Elle terminait de bonne heure ce jour là et décidait de se promener en ville. Elle trouvait agréable de regarder son reflet dans les vitrines. « Décidemment je suis très belle ». Les hommes qu’elle croisait se retournaient sur son passage. Elle s’achetait quelques vêtements et une paire de tennis pour son footing journalier. La vie semblait merveilleuse. Elle n’avait pas de problème d’argent, avait été brillante dans ses études et était parvenue à exercer la profession dont elle rêvait. L’homme qui partageait sa vie était chirurgien. Il était très attentionné. Leur amour était sans nuage.

Ils habitaient une magnifique maison à la campagne entourée de bois dans lesquels ils appréciaient de faire de longues balades à cheval. Elle souriait en pensant à cela. Tout semblait si merveilleux.

Avant de rentrer, elle décida de s’asseoir à la terrasse d’un café pour savourer un thé glacé. Le soleil était moins haut dans le ciel et la lumière sur la ville commençait à décroître. Elle n’avait jamais remarqué combien cette ville était propre, tout semblait si … fabuleux. Des voitures rutilantes passaient sur l’avenue, les gens semblaient heureux, d’un bonheur irréel. Elle pris le journal du jour, cherchant les mauvaises nouvelles comme on en lit chaque jour mais rien. Aucune catastrophe, aucun meurtre, aucun accident, aucune vengeance politique…le monde semble aller merveilleusement bien. C’est alors qu’elle ressentit comme une angoisse, une sensation étrange. Elle but une gorgée de thé dont la fraîcheur coulant dans sa gorge lui fit du bien.

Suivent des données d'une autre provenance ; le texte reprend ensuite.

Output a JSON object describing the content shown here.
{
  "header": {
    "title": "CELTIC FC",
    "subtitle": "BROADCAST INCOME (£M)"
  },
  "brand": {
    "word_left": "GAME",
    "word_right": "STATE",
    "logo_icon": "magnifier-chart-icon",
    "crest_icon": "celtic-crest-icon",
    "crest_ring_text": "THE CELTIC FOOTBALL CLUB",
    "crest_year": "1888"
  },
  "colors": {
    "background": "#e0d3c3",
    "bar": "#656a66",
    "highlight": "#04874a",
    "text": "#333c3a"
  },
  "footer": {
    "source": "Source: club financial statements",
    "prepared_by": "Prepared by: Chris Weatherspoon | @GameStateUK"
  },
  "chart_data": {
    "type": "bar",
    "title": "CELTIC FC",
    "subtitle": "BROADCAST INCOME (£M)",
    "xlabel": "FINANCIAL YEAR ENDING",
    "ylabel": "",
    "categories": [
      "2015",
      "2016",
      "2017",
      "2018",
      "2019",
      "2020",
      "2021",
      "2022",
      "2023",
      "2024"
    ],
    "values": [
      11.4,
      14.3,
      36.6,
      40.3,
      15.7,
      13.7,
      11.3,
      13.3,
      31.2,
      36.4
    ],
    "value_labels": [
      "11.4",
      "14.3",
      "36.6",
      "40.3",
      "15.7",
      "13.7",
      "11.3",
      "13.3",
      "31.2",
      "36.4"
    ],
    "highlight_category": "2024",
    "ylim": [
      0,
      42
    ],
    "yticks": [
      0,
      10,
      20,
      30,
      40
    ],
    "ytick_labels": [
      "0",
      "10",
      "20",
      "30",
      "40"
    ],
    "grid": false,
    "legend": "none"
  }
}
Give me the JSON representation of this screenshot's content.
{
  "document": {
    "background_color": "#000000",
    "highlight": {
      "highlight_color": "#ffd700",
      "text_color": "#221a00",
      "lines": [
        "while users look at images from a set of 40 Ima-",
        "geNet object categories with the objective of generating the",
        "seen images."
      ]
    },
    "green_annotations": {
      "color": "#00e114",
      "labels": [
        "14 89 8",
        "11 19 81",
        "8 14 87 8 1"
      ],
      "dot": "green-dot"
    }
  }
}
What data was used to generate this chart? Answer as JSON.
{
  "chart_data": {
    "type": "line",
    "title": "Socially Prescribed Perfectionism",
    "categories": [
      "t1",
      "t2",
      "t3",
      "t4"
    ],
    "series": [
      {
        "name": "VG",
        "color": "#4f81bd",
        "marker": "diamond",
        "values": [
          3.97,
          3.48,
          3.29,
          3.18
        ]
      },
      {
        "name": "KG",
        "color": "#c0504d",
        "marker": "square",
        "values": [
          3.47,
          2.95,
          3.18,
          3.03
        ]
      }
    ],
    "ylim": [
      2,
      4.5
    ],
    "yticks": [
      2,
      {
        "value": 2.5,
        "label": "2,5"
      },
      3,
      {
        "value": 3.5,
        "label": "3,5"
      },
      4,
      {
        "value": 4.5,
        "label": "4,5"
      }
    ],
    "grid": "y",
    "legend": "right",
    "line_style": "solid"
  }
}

Une femme d’un certain âge, un manuscrit à la main, les cheveux blonds, le regard sympathique s’approcha d’elle et lui sourit. Elle fut surprise de constater qu’il lui semblait connaître cette personne sans toutefois parvenir à se souvenir. La femme s’assit à côté d’elle et lui adressa un bonjour. Marnie répondit timidement. Elle sentait son regard sur elle et lui demanda si elles se connaissaient. Un dialogue étrange s’instaura alors :

« - Oui, nous nous connaissons, depuis très longtemps déjà  et je suis venue vous dire que… »

La femme s’interrompit, une larme semblait couler sur sa joue.

« …je suis venue vous dire que je suis écrivain et que..." Elle ouvrit alors le manuscrit et commença à écrire.

Au fur et à mesure que les mots se dessinaient sur les feuilles, la lumière diminuait et la ville semblait comme disparaître derrière un voile. Elle s'arrêta et leva alors un regard triste vers la jeune femme "vous êtes mon personnage. Mais le livre est terminé car je suis désolée de vous dire que vous ne faîtes plus rêver personne… »

Blonde2La belle jeune femme, bouleversée à cette annonce brutale, se sentit comme paralysée. Des larmes coulèrent de ses grands yeux et pendant que la plume reprenait sa course sur le papier, elle disparut au milieu des pages griffonnées.

L’écrivain referma son manuscrit qu’elle serra très fort entre ses mains…

- "Il faut être dupe de nos jours pour croire encore à tout cela…. " dit-elle à haute voix comme si Marnie pouvait encore l'entendre.

Elle se levait et disparaissait au coin de la rue, jonchée de détritus et polluée de gaz d’échappements, après avoir éparpillé rageusement les feuillets dans une poubelle.